Interview de Séverine Coulon

Séverine Coulon, parlez-nous de vous

Je suis responsable artistique de la compagnie les bas bleus, metteuse en scène, comédienne et autrice.

J’ai commencé par être simplement interprète, puis j’ai eu l’envie de prendre la parole, de mettre en scène et d’écrire. C’est un rêve d’enfant qui s’est réalisé. J’ai fait du théatre très jeune et depuis je n’ai pas arrêté. J’ai fait une école de théatre à Paris, qui s’appelait l’école du passage, dirigée par Niels Arestrup. Ensuite je me suis pas mal formée, notamment à la marionnette.

Comment avez-vous rencontré Kokolampoe ?

On jouait fille et soie au festival d’Avignon il y a quelques années et l’équipe est venue voir le spectacle. Nous avons ensuite échangé autour d’un verre, sur la pertinence de jouer ce spectacle ici, en Guyane. De mon côté est né un fort désir de venir y jouer et je pense que kokolampoe était aussi enthousiaste. Avec le COVID nous avons connu des complications et le spectacle a dû être reporté, mais je suis contente qu’on n’ait pas abandonné le projet.

Dites-nous en plus sur votre spectacle

Filles et soie a été crée il y a cinq ans et on est à plus de trois cent représentations. On a joué beaucoup en métropole, puis en Italie, en Allemagne, en Belgique, en Suisse, au Brésil i y a trois ans et aussi en Martinique il y a deux ans.

Le public a-t-il reçu le spectacle différemment en fonction du pays?

J’ai joué dans d’autres spectacles, où en fonction de la culture, il y avait des différences de réception par rapport à la France. On sentait qu’il y avait des choses moins pertinentes ; donc je m’attendais vraiment à ça avec ce spectacle. Et au contraire, c’était tout l’inverse. J’ai été extrêmement surprise que de l’Italie au Brésil, on ait les mêmes retours. De femmes adultes qui viennent me voir après le spectacle et me disent combien ça les a touchés. Je me souviens d’une femme au Brésil qui m’a dit : « merci de parler de ça. J’ai une ado je ne sais pas comment lui parler, elle n’aime pas son corps et c’est compliqué pour elle. » Alors qu’au Brésil, c’est une culture tellement différente de la nôtre, avec un autre rapport au corps et à la chirurgie esthétique. J’ai été surprise de voir à quel point le sujet était universel.

Comment vous est venue l’idée de ce spectacle ?

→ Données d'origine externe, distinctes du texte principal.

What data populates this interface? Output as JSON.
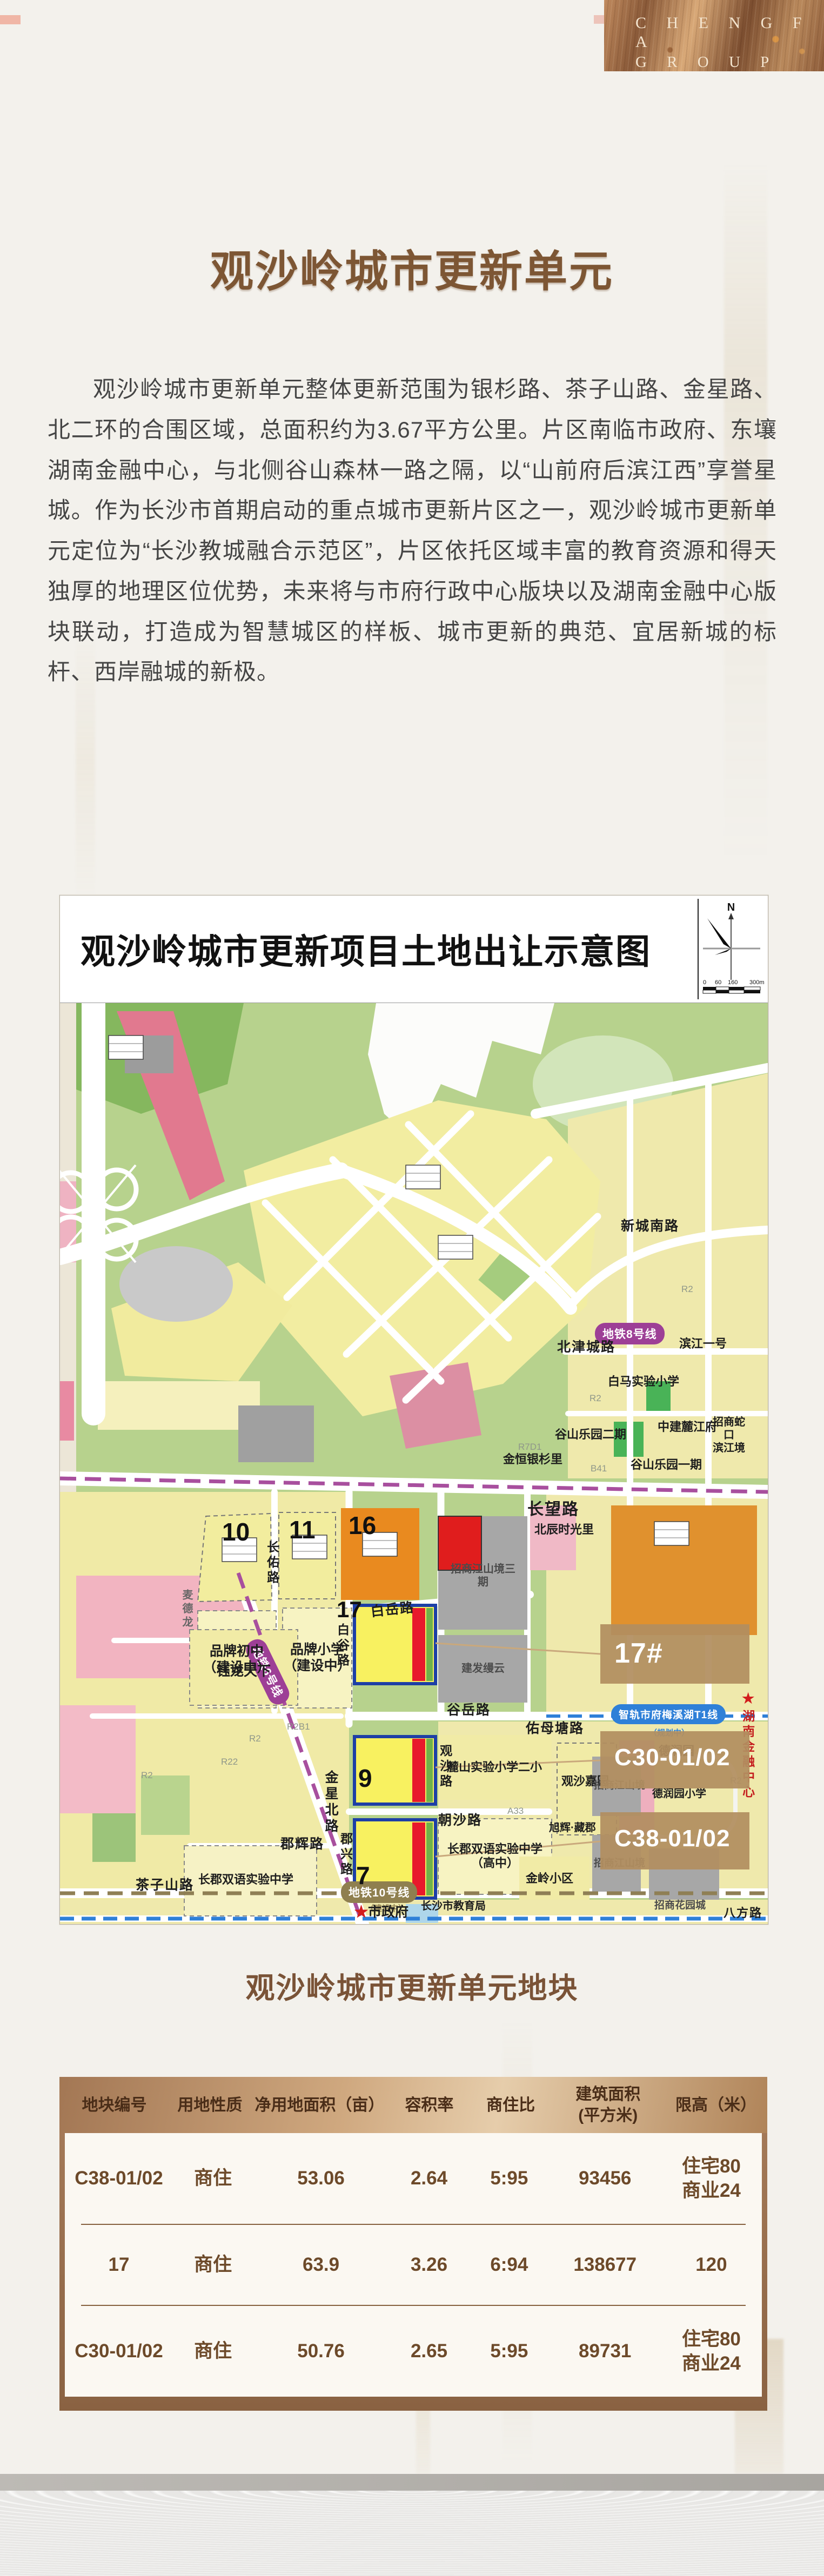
{
  "brand": {
    "line1": "C H E N G  F A",
    "line2": "G R O U P"
  },
  "page": {
    "title": "观沙岭城市更新单元",
    "intro": "观沙岭城市更新单元整体更新范围为银杉路、茶子山路、金星路、北二环的合围区域，总面积约为3.67平方公里。片区南临市政府、东壤湖南金融中心，与北侧谷山森林一路之隔，以“山前府后滨江西”享誉星城。作为长沙市首期启动的重点城市更新片区之一，观沙岭城市更新单元定位为“长沙教城融合示范区”，片区依托区域丰富的教育资源和得天独厚的地理区位优势，未来将与市府行政中心版块以及湖南金融中心版块联动，打造成为智慧城区的样板、城市更新的典范、宜居新城的标杆、西岸融城的新极。"
  },
  "map": {
    "title": "观沙岭城市更新项目土地出让示意图",
    "compass": "N",
    "scale": {
      "t0": "0",
      "t1": "60",
      "t2": "160",
      "t3": "300m"
    },
    "roads": {
      "changwang": "长望路",
      "baiyue": "白岳路",
      "baigu": "白谷路",
      "changyou": "长佑路",
      "guyue": "谷岳路",
      "chaosha": "朝沙路",
      "junxing": "郡兴路",
      "guansha": "观沙路",
      "junhui": "郡辉路",
      "xinchengnan": "新城南路",
      "beijincheng": "北津城路",
      "youmutang": "佑母塘路",
      "chazishan": "茶子山路",
      "jinxingbei": "金星北路",
      "bafang": "八方路"
    },
    "transit": {
      "line8": "地铁8号线",
      "line6": "地铁6号线",
      "tram": "智轨市府梅溪湖T1线",
      "tram_note": "（规划中）",
      "line10": "地铁10号线",
      "line10_note": "（建设中）"
    },
    "parcels": {
      "p10": "10",
      "p11": "11",
      "p16": "16",
      "p17": "17",
      "p9": "9",
      "p7": "7"
    },
    "callouts": {
      "c17": "17#",
      "c30": "C30-01/02",
      "c38": "C38-01/02"
    },
    "places": {
      "gushan2": "谷山乐园二期",
      "gushan1": "谷山乐园一期",
      "jinheng": "金恒银杉里",
      "beichen": "北辰时光里",
      "binjiang": "滨江一号",
      "baima": "白马实验小学",
      "zhongjian": "中建麓江府",
      "zsk": "招商蛇口\n滨江境",
      "zsjs3": "招商江山境三期",
      "jianfa": "建发缦云",
      "pinpaichuzhong": "品牌初中\n（建设中）",
      "pinpaixiaoxue": "品牌小学\n（建设中）",
      "yulong": "钰龙天下",
      "maidelong": "麦德龙",
      "lushan": "麓山实验小学二小",
      "changjungz": "长郡双语实验中学\n（高中）",
      "guanshajy": "观沙嘉园",
      "derunyuan": "德润园",
      "derunxx": "德润园小学",
      "jinling": "金岭小区",
      "zsjs": "招商江山境",
      "zshy": "招商花园城",
      "xuhui": "旭辉·藏郡",
      "changjun": "长郡双语实验中学",
      "jiaoyuju": "长沙市教育局",
      "shizhengfu": "市政府",
      "hnjr": "湖南金融中心"
    },
    "codes": {
      "r2": "R2",
      "r22": "R22",
      "r2b1": "R2B1",
      "a33": "A33",
      "r7d1": "R7D1",
      "b41": "B41"
    }
  },
  "section": {
    "title": "观沙岭城市更新单元地块"
  },
  "table": {
    "headers": [
      "地块编号",
      "用地性质",
      "净用地面积（亩）",
      "容积率",
      "商住比",
      "建筑面积\n(平方米)",
      "限高（米）"
    ],
    "rows": [
      {
        "id": "C38-01/02",
        "use": "商住",
        "area": "53.06",
        "far": "2.64",
        "ratio": "5:95",
        "gfa": "93456",
        "limit": "住宅80\n商业24"
      },
      {
        "id": "17",
        "use": "商住",
        "area": "63.9",
        "far": "3.26",
        "ratio": "6:94",
        "gfa": "138677",
        "limit": "120"
      },
      {
        "id": "C30-01/02",
        "use": "商住",
        "area": "50.76",
        "far": "2.65",
        "ratio": "5:95",
        "gfa": "89731",
        "limit": "住宅80\n商业24"
      }
    ]
  }
}
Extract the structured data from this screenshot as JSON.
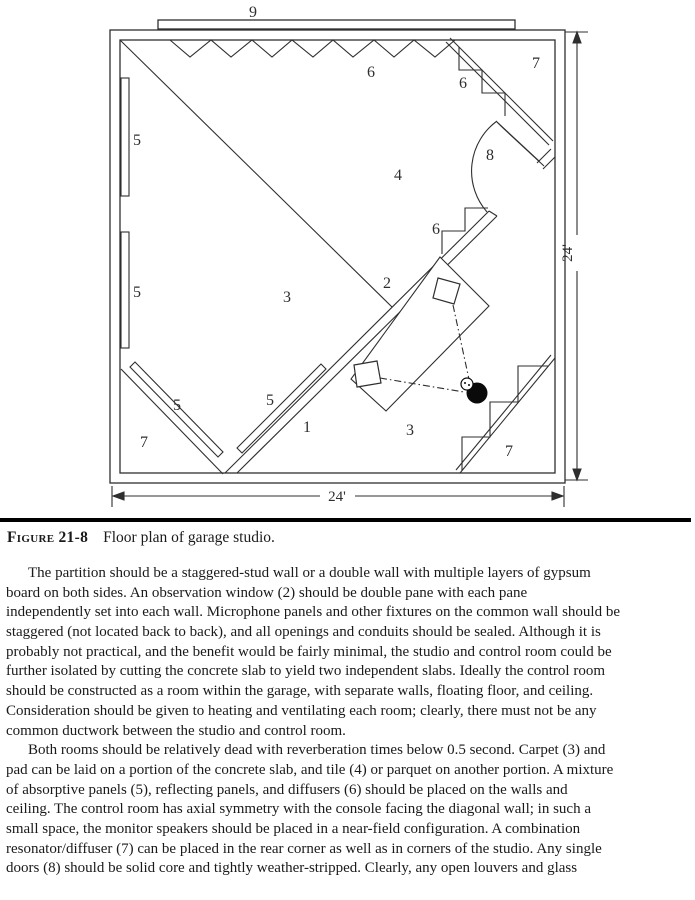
{
  "figure": {
    "labels": {
      "ridge": "9",
      "ceiling_diffusers": "6",
      "corner_diffuser_top": "6",
      "resonator_top_right": "7",
      "panel_left_upper": "5",
      "door": "8",
      "tile_area": "4",
      "wall_diffuser": "6",
      "observation_window": "2",
      "carpet_studio": "3",
      "panel_left_lower": "5",
      "panel_corner_left": "5",
      "panel_partition": "5",
      "resonator_bottom_left": "7",
      "partition_wall": "1",
      "carpet_control_room": "3",
      "resonator_bottom_right": "7"
    },
    "dimensions": {
      "width": "24'",
      "height": "24'"
    }
  },
  "caption": {
    "label": "Figure 21-8",
    "text": "Floor plan of garage studio."
  },
  "body": {
    "para1": [
      "The partition should be a staggered-stud wall or a double wall with multiple layers of gypsum",
      "board on both sides. An observation window (2) should be double pane with each pane",
      "independently set into each wall. Microphone panels and other fixtures on the common wall should be",
      "staggered (not located back to back), and all openings and conduits should be sealed. Although it is",
      "probably not practical, and the benefit would be fairly minimal, the studio and control room could be",
      "further isolated by cutting the concrete slab to yield two independent slabs. Ideally the control room",
      "should be constructed as a room within the garage, with separate walls, floating floor, and ceiling.",
      "Consideration should be given to heating and ventilating each room; clearly, there must not be any",
      "common ductwork between the studio and control room."
    ],
    "para2": [
      "Both rooms should be relatively dead with reverberation times below 0.5 second. Carpet (3) and",
      "pad can be laid on a portion of the concrete slab, and tile (4) or parquet on another portion. A mixture",
      "of absorptive panels (5), reflecting panels, and diffusers (6) should be placed on the walls and",
      "ceiling. The control room has axial symmetry with the console facing the diagonal wall; in such a",
      "small space, the monitor speakers should be placed in a near-field configuration. A combination",
      "resonator/diffuser (7) can be placed in the rear corner as well as in corners of the studio. Any single",
      "doors (8) should be solid core and tightly weather-stripped. Clearly, any open louvers and glass"
    ]
  }
}
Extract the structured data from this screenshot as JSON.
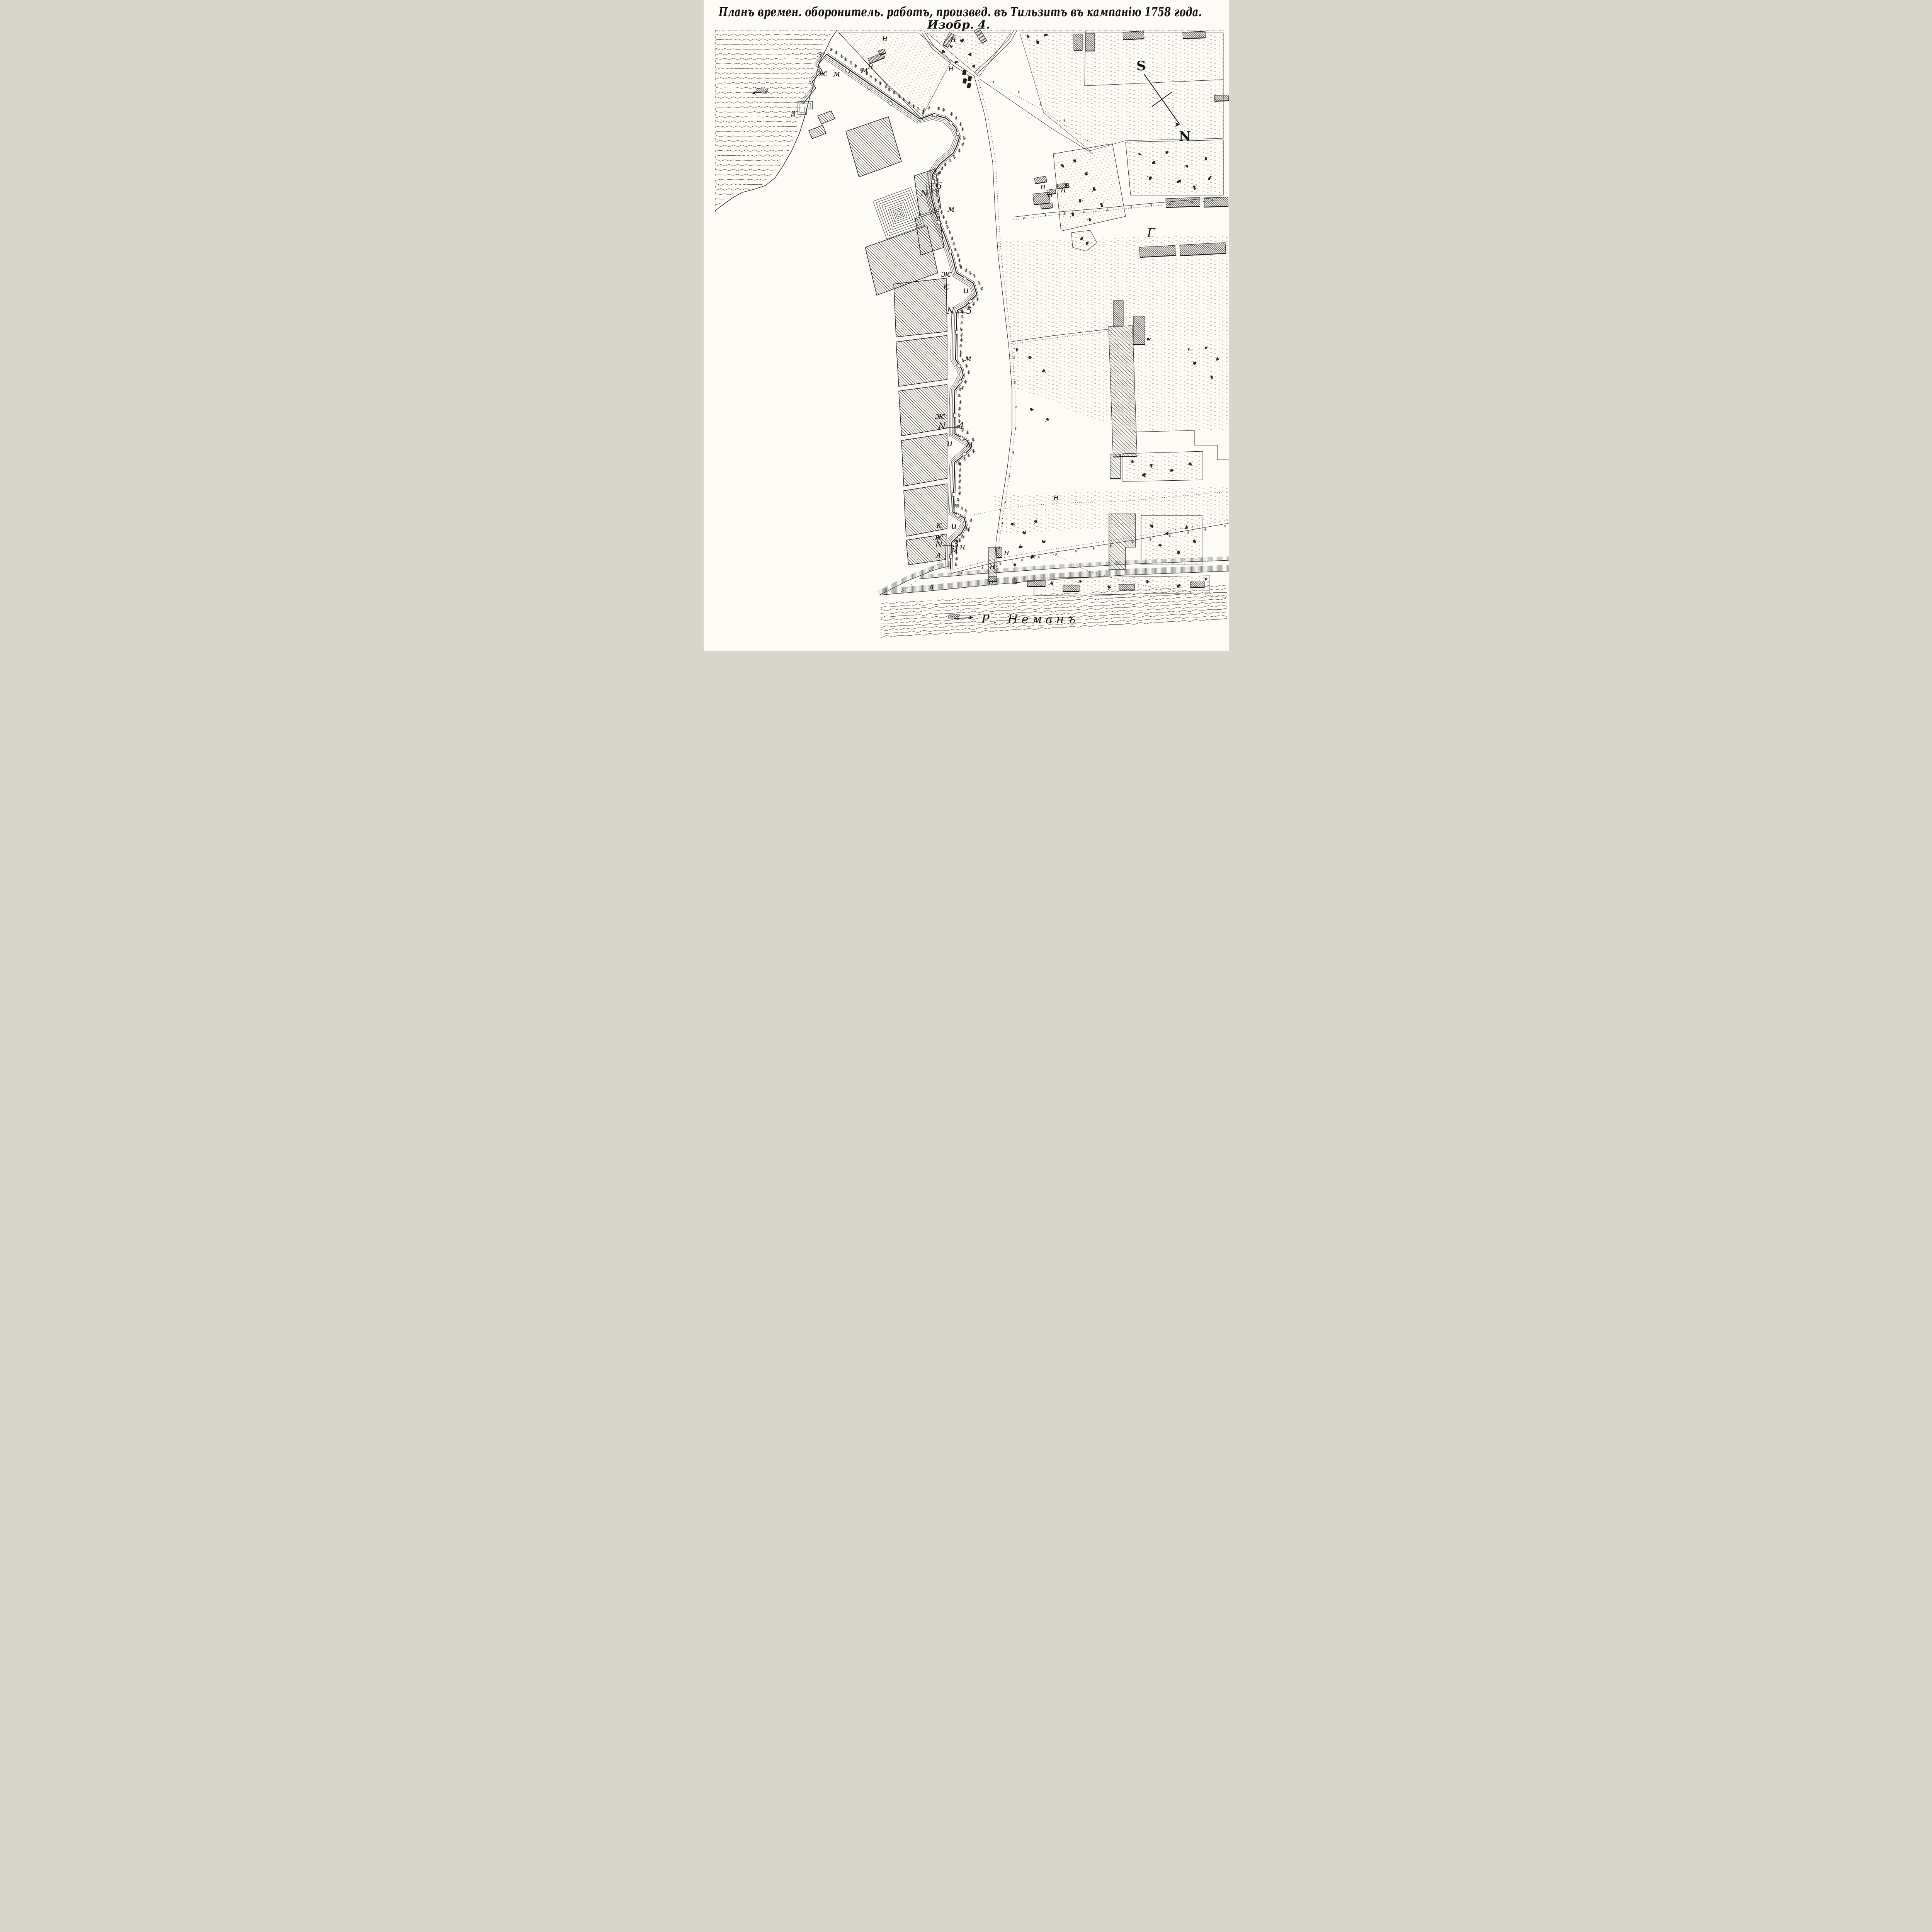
{
  "title": {
    "line1": "Планъ времен. оборонитель. работъ, произвед. въ Тильзитъ въ кампанію 1758 года.",
    "line2": "Изобр. 4."
  },
  "compass": {
    "south": "S",
    "north": "N"
  },
  "river": {
    "name": "Р. Неманъ"
  },
  "marks": {
    "z": "з",
    "zh": "ж",
    "m": "м",
    "n": "н",
    "k": "к",
    "i": "и",
    "l": "л",
    "g": "Г",
    "no": "N"
  },
  "works": {
    "no6": "6",
    "no5": "5",
    "no4": "4",
    "no3": "3"
  },
  "icons": {
    "compass_needle": "arrow-se",
    "flow_arrow_tilse": "arrow-left",
    "flow_arrow_neman": "arrow-right"
  },
  "colors": {
    "ink": "#1b1916",
    "paper": "#fcfbf6"
  }
}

C’est très autobiographique. Quand j’ai été assez sure de moi dans ce métier, avec moins de doute et plus de maturité, j’ai réalisé à quel point j’ai pu perdre du temps à ne pas accepter ce corps et à quel point c’était une aliénation. J’ai réalisé tout ce que ça m’empêchait de faire, le temps que ça me prenait, la charge mentale… c’était tellement partagé par beaucoup de personnes hommes ou femmes que ça été une évidence.

Est-ce que vous voyez une évolution dans les mentalités depuis que vous avez commencé à vous produire ?

Il y a une certaine catégorie de femmes qui se libèrent, par exemple par rapport à épilation ou d’autres choses, mais il y a une pression encore plus forte via les réseaux sociaux et une mondialisation des normes esthétiques. Ce que je peux répondre, c’est que j’ai vu une évolution dans les discussions des bords plateaux que je fais depuis cinq ans. Evolution du discours chez les petits, vis-à-vis de l’égalité homme / femme, dans lesquels la vision sexiste est moins présente. Je ne sais pas si les choses ont fondamentalement changé, mais on fait plus attention à ce que l’on dit devant les plus petits. C’est aussi un spectacle féministe, crée avant tout le mouvement #metoo et on a vu une vraie envie de le programmer de la part des théâtres et d’y assister de la part du public.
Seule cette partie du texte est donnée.